Mirascope is a strong and user-friendly library that offers a unified interface for working with a wide range of Huge Language Model (LLM) suppliers, along with OpenAI, Anthropic, Mistral, Google (Gemini and Vertex AI), Groq, Cohere, LiteLLM, Azure AI, and Amazon Bedrock. It simplifies each half from textual content material period and structured information extraction to developing difficult AI-powered workflows and agent strategies.
On this info, we’ll give consideration to using Mirascope’s OpenAI integration to find out and take away semantic duplicates (entries which is able to differ in wording nevertheless carry the similar which means) from a listing of purchaser opinions.
Placing within the dependencies
pip arrange "mirascope[openai]"
OpenAI Key
To get an OpenAI API key, go to https://platform.openai.com/settings/group/api-keys and generate a model new key. For individuals who’re a model new particular person, you may want in order so as to add billing particulars and make a minimal charge of $5 to activate API entry.
import os
from getpass import getpass
os.environ['OPENAI_API_KEY'] = getpass('Enter OpenAI API Key: ')
Defining the itemizing of purchaser opinions
customer_reviews = [
"Sound quality is amazing!",
"Audio is crystal clear and very immersive.",
"Incredible sound, especially the bass response.",
"Battery doesn't last as advertised.",
"Needs charging too often.",
"Battery drains quickly -- not ideal for travel.",
"Setup was super easy and straightforward.",
"Very user-friendly, even for my parents.",
"Simple interface and smooth experience.",
"Feels cheap and plasticky.",
"Build quality could be better.",
"Broke within the first week of use.",
"People say they can't hear me during calls.",
"Mic quality is terrible on Zoom meetings.",
"Great product for the price!"
]
These opinions seize key purchaser sentiments: reward for sound prime quality and ease of use, complaints about battery life, assemble prime quality, and identify/mic factors, along with a constructive phrase on price for money. They replicate widespread themes current in precise particular person options.
Defining a Pydantic Schema
This Pydantic model defines the development for the response of a semantic deduplication job on purchaser opinions. This schema helps building and validate the output of a language model tasked with clustering or deduplicating pure language enter (e.g., particular person options, bug tales, product opinions).
from pydantic import BaseModel, Topic
class DeduplicatedReviews(BaseModel):
duplicates: itemizing[list[str]] = Topic(
..., description="A list of semantically equal purchaser overview groups"
)
opinions: itemizing[str] = Topic(
..., description="The deduplicated itemizing of core purchaser options themes"
)
Defining a Mirascope @openai.identify for Semantic Deduplication
This code defines a semantic deduplication carry out using Mirascope’s @openai.identify decorator, which permits seamless integration with OpenAI’s gpt-4o model. The deduplicate_customer_reviews carry out takes a listing of purchaser opinions and makes use of a structured speedy—outlined by the @prompt_template decorator—to info the LLM in determining and grouping semantically comparable opinions.
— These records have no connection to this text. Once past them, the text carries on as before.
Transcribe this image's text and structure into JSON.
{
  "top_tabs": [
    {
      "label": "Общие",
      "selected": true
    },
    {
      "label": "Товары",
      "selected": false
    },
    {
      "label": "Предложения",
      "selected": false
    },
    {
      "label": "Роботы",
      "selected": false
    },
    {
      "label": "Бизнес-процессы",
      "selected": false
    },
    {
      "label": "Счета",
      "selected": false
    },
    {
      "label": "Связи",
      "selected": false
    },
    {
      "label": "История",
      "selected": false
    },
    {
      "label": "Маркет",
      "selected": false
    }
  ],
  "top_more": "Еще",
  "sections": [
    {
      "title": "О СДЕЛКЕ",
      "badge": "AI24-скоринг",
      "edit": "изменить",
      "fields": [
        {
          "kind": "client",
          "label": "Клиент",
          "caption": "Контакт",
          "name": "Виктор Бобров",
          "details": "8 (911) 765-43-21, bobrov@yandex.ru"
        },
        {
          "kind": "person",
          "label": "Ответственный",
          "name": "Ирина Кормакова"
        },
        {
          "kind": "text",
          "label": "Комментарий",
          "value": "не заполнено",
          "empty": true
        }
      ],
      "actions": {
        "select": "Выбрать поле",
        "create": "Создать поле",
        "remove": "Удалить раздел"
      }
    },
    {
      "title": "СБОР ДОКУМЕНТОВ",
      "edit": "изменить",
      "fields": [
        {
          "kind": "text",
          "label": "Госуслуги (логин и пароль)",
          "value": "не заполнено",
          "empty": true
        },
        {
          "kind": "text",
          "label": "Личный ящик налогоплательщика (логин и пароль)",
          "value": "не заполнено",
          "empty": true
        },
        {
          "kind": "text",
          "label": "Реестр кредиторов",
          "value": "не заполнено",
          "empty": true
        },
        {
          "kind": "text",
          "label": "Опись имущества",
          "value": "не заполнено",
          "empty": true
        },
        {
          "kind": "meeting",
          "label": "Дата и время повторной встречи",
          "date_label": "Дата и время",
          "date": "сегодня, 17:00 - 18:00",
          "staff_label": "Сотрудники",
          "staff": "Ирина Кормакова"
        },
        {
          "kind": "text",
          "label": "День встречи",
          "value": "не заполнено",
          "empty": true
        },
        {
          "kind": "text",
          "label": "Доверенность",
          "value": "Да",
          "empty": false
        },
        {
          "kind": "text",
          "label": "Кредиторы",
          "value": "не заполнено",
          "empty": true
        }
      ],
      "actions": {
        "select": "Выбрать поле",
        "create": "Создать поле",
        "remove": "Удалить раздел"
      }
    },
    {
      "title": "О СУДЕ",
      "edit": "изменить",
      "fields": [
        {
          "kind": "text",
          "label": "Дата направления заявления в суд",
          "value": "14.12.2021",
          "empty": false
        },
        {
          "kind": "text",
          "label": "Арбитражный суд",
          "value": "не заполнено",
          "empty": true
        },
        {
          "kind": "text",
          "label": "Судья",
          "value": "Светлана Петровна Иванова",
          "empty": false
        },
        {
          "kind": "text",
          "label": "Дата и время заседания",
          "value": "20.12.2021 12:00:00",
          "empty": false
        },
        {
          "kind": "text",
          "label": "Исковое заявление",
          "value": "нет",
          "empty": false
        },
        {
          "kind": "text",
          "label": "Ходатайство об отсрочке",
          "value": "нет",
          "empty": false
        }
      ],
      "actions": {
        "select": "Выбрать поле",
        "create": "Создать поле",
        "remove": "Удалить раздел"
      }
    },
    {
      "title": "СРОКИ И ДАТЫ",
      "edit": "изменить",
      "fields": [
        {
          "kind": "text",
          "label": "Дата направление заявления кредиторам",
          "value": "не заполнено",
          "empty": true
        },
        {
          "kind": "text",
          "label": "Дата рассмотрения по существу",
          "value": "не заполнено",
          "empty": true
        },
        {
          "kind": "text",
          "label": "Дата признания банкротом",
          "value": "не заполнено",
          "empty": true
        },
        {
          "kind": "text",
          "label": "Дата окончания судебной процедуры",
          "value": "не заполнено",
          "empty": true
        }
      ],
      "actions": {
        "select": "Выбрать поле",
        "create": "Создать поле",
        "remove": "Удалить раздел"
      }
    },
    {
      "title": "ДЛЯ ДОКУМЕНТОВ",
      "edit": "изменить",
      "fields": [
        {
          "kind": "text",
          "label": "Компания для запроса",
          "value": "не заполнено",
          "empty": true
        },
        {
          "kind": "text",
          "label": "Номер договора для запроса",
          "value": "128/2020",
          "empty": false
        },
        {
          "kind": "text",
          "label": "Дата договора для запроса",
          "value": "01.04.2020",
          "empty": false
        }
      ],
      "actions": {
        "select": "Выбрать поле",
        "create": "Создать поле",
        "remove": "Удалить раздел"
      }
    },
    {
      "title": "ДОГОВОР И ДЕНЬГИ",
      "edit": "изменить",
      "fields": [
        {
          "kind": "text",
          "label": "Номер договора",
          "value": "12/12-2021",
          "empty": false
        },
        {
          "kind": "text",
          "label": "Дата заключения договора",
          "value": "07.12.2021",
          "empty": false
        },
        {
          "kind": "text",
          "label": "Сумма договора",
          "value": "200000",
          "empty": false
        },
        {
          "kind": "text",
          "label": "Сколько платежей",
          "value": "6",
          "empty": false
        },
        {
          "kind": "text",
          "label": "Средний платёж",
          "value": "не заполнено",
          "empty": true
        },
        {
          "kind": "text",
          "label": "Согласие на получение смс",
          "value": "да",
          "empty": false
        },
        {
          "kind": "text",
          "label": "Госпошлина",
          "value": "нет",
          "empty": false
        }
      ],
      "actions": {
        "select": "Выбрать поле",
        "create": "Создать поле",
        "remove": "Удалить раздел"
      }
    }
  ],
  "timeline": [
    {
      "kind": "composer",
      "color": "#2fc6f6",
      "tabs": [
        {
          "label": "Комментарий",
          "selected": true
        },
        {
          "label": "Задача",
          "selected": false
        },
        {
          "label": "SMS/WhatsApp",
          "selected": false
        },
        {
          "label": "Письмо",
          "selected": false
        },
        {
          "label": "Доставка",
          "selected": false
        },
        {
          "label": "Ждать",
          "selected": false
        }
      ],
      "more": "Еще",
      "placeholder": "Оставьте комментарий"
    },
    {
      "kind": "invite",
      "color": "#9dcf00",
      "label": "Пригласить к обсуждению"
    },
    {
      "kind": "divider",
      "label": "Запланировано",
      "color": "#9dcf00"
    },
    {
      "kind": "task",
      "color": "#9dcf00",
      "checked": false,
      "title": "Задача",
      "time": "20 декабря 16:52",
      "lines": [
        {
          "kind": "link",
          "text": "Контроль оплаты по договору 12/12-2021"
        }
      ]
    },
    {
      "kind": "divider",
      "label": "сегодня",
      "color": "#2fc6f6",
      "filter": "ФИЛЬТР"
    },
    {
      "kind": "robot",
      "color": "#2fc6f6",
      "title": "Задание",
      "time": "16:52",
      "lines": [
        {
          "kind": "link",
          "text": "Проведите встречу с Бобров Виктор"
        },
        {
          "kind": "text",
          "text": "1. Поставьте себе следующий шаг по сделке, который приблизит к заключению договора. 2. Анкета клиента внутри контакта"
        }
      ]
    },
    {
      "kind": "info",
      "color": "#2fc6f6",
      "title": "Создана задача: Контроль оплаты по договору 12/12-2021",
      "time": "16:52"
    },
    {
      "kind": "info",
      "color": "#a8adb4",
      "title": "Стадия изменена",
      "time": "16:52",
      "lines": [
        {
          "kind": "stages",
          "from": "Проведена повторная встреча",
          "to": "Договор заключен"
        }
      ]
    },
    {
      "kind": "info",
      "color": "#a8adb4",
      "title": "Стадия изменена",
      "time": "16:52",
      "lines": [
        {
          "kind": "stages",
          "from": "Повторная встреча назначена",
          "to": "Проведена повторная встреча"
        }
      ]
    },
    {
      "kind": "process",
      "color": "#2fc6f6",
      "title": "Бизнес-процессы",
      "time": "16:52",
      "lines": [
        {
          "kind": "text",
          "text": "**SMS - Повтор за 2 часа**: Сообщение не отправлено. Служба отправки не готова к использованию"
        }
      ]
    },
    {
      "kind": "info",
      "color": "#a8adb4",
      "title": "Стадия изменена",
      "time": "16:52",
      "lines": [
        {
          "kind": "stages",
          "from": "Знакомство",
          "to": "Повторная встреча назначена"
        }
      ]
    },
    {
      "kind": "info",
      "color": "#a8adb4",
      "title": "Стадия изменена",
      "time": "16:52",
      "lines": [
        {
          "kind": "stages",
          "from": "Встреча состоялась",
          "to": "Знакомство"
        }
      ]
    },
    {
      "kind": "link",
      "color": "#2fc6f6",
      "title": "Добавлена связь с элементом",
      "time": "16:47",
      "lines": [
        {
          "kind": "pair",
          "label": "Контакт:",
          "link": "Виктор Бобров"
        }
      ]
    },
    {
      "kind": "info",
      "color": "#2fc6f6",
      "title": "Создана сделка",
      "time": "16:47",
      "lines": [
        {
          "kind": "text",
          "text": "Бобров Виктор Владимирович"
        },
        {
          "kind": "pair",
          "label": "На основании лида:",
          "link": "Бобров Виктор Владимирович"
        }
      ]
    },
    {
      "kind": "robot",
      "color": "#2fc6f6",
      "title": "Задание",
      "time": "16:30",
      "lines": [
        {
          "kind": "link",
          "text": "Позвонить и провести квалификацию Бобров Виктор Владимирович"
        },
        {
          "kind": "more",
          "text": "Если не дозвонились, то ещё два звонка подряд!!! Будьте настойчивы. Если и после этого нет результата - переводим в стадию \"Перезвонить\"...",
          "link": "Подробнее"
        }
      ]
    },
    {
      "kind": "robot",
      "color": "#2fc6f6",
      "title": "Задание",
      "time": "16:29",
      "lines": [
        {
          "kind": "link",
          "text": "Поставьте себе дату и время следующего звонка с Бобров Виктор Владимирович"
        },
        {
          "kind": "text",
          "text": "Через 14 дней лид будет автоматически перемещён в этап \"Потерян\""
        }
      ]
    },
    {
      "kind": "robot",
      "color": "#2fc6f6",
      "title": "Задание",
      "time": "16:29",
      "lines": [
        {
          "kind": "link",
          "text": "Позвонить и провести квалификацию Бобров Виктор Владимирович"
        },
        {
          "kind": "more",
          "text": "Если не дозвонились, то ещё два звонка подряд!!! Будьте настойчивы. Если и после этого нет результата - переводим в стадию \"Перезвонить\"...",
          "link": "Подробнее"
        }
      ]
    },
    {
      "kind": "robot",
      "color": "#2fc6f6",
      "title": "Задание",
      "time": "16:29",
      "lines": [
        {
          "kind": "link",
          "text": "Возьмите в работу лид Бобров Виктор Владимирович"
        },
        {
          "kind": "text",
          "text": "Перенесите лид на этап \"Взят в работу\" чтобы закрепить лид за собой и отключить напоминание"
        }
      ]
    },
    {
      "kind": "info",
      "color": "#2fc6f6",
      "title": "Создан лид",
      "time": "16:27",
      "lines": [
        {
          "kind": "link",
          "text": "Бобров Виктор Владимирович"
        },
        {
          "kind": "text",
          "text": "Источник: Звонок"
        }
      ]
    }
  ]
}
The system message instructs the model to analyze the which means, tone, and intent behind each overview, clustering individuals who convey the similar options even when worded another way. The carry out expects a structured response conforming to the DeduplicatedReviews Pydantic model, which contains two outputs: a listing of distinctive, deduplicated overview sentiments, and a listing of grouped duplicates.
This design ensures that the LLM’s output is every right and machine-readable, making it excellent for purchaser options analysis, survey deduplication, or product overview clustering.
from mirascope.core import openai, prompt_template
@openai.identify(model="gpt-4o", response_model=DeduplicatedReviews)
@prompt_template(
"""
SYSTEM:
You are an AI assistant serving to to analyze purchaser opinions.
Your job is to group semantically comparable opinions collectively -- even once they're worded another way.
- Use your understanding of which means, tone, and implication to group duplicates.
- Return two lists:
1. A deduplicated itemizing of the essential factor distinct overview sentiments.
2. A list of grouped duplicates that share the similar underlying options.
USER:
{opinions}
"""
)
def deduplicate_customer_reviews(opinions: itemizing[str]): ...
The following code executes the deduplicate_customer_reviews carry out using a listing of purchaser opinions and prints the structured output. First, it calls the carry out and outlets the result inside the response variable. To ensure that the model’s output conforms to the anticipated format, it makes use of an assert assertion to validate that the response is an event of the DeduplicatedReviews Pydantic model.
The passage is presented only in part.